SC upholds DOJ investigation on Atimonan Massacre: Issue of De Lima bias now moot
The Supreme Court (SC) has dismissed as moot a petition questioning the validity of the Department of Justice’s (DOJ) preliminary investigation into the multiple murder case filed against Police Supt. Hansel Marantan in connection with the so-called Atimonan Massacre in 2013.
In a recent 24-page decision, the SC 3rd Division denied Marantan’s petition for certiorari and prohibition assailing the DOJ’s jurisdiction on the ground of lack of impartiality and independence.
Marantan pleaded for his case to be transferred to the Office of the Ombudsman, citing public statements by then-DOJ Secretary (now-Senator) Leila de Lima that allegedly prejudiced his right to due process.
However, the SC said the petition was moot because DOJ prosecutors had already brought his case to the Manila Regional Trial Court (RTC) for a full-blown trial.
“Here, an information against petitioner has already been filed before the Regional Trial Court. Consequently, whether the case should be dismissed, or whether petitioner should be acquitted or convicted, is for the trial court to determine,” read the decision penned by Associate Justice Marvic Leonen.

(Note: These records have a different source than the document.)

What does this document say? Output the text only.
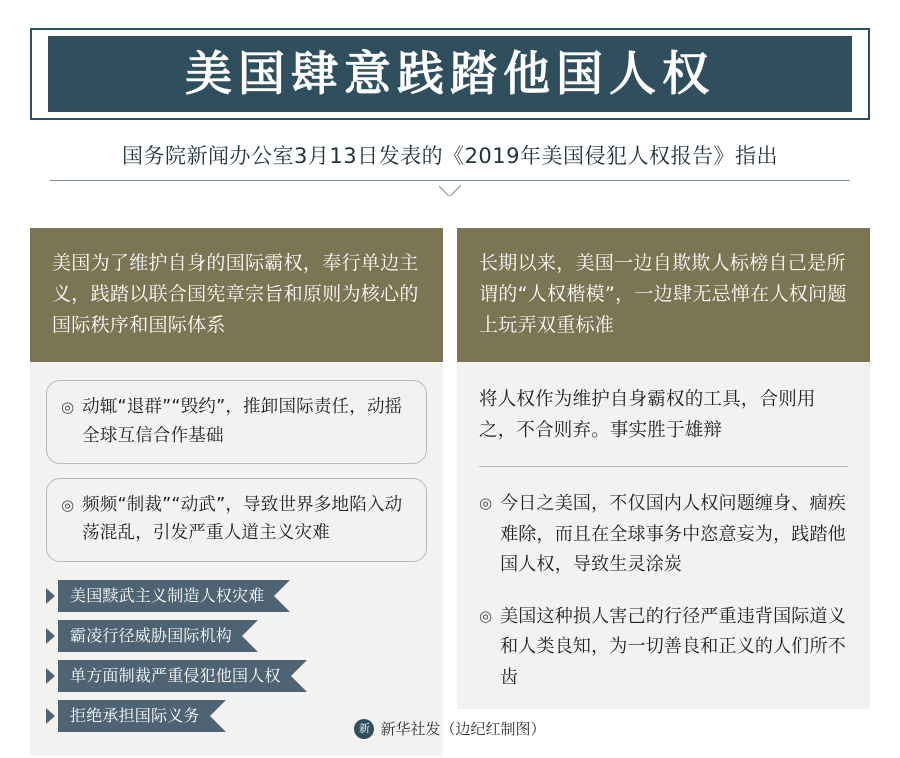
美国肆意践踏他国人权
国务院新闻办公室3月13日发表的《2019年美国侵犯人权报告》指出
美国为了维护自身的国际霸权，奉行单边主义，践踏以联合国宪章宗旨和原则为核心的国际秩序和国际体系
◎ 动辄“退群”“毁约”，推卸国际责任，动摇全球互信合作基础
◎ 频频“制裁”“动武”，导致世界多地陷入动荡混乱，引发严重人道主义灾难
美国黩武主义制造人权灾难
霸凌行径威胁国际机构
单方面制裁严重侵犯他国人权
拒绝承担国际义务
长期以来，美国一边自欺欺人标榜自己是所谓的“人权楷模”，一边肆无忌惮在人权问题上玩弄双重标准
将人权作为维护自身霸权的工具，合则用之，不合则弃。事实胜于雄辩
◎ 今日之美国，不仅国内人权问题缠身、痼疾难除，而且在全球事务中恣意妄为，践踏他国人权，导致生灵涂炭
◎ 美国这种损人害己的行径严重违背国际道义和人类良知，为一切善良和正义的人们所不齿
新 新华社发（边纪红制图）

“Resolving whether public respondent Department of Justice should have inhibited from conducting the preliminary investigation and forwarded the case records to the Office of the Ombudsman would be of no practical use and value here,” it added.

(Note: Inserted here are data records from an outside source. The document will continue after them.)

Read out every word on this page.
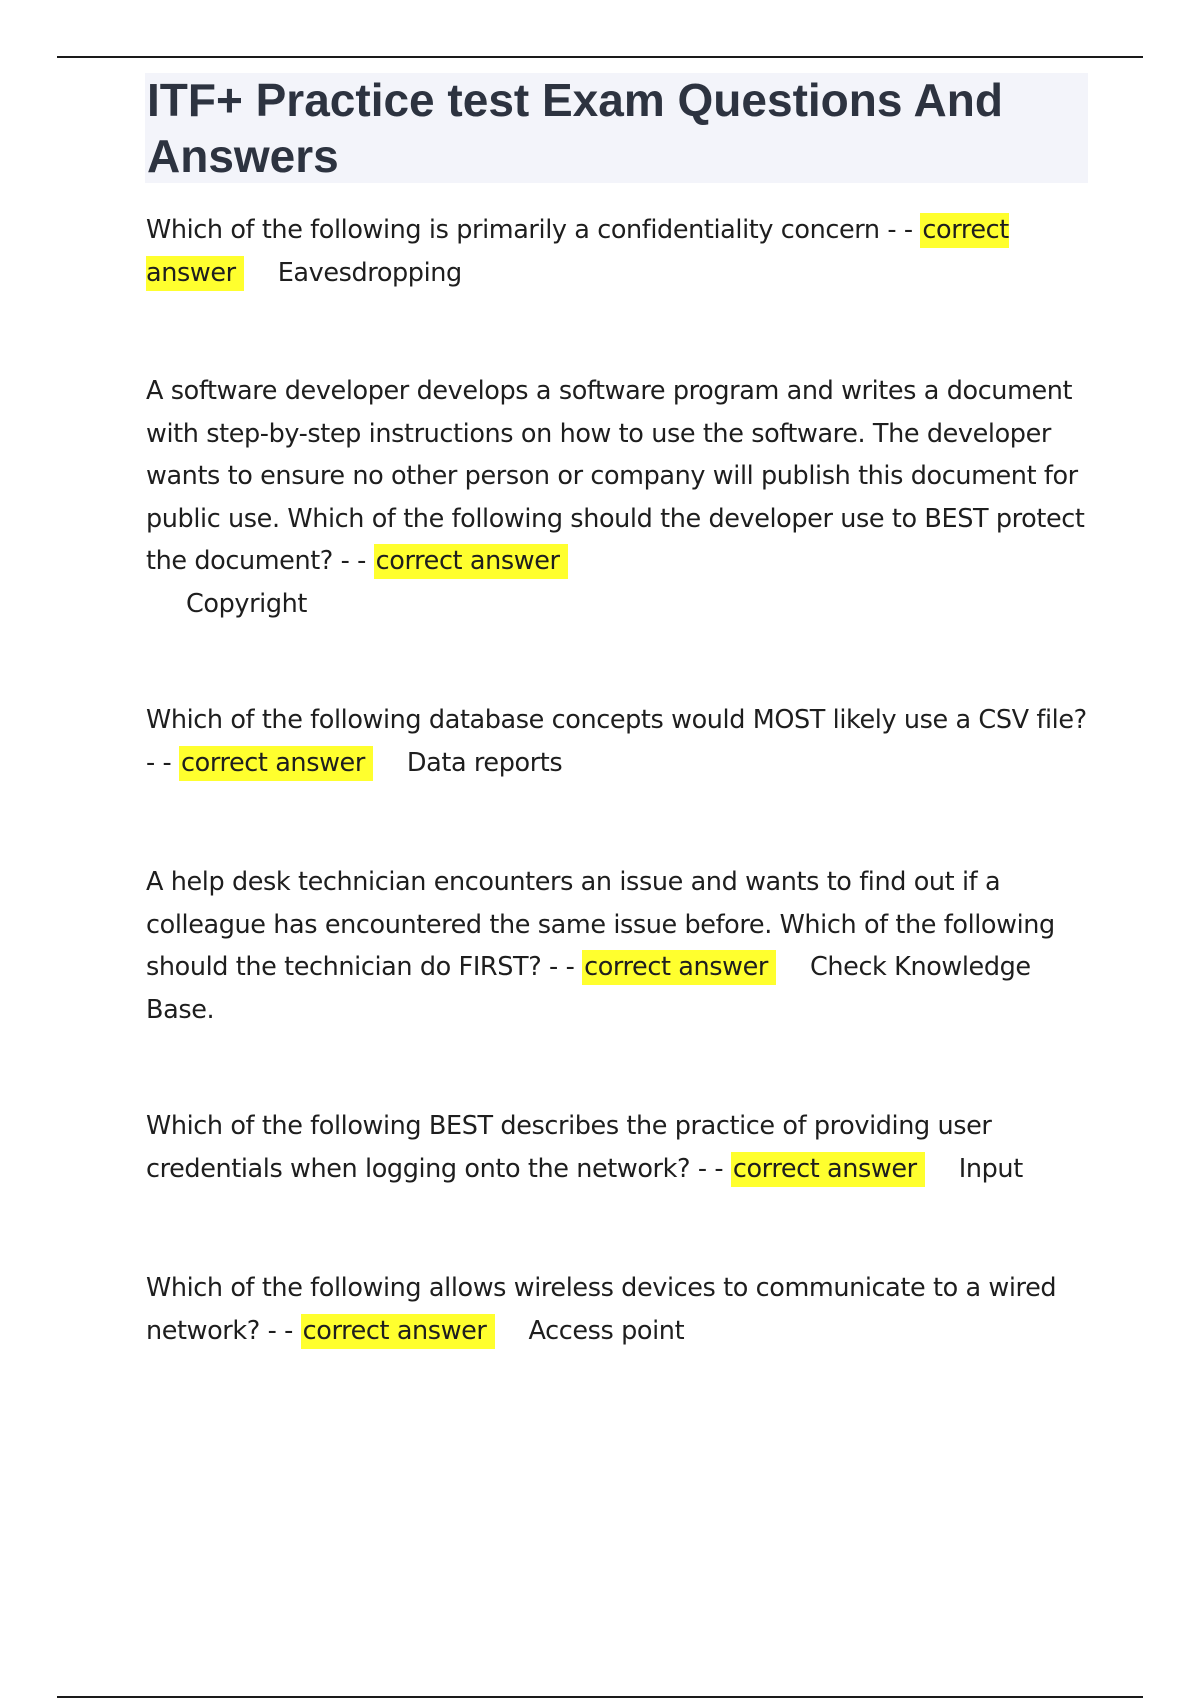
ITF+ Practice test Exam Questions And Answers

Which of the following is primarily a confidentiality concern - - correct answer Eavesdropping

A software developer develops a software program and writes a document with step-by-step instructions on how to use the software. The developer wants to ensure no other person or company will publish this document for public use. Which of the following should the developer use to BEST protect the document? - - correct answer
Copyright

Which of the following database concepts would MOST likely use a CSV file? - - correct answer Data reports

A help desk technician encounters an issue and wants to find out if a colleague has encountered the same issue before. Which of the following should the technician do FIRST? - - correct answer Check Knowledge Base.

Which of the following BEST describes the practice of providing user credentials when logging onto the network? - - correct answer Input

Which of the following allows wireless devices to communicate to a wired network? - - correct answer Access point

Marantan led the team of policemen and soldiers that fired upon a convoy of two vehicles on January 6, 2013, and killed 13 people.
The mission commander claimed it was a legitimate operation against the group of suspected jueteng lord Vic Siman, but the National Bureau of Investigation (NBI) concluded it was a rubout after finding no evidence of an exchange of gunfire.
On February 28, 2017, Manila RTC Branch 34 Judge Liwliwa Hidalgo-Bucu allowed Marantan and his coaccused policemen to each post a P300,000 bail after finding that the evidence was not strong enough to keep them detained pending their trial. The Court of Appeals (CA) last year upheld the order.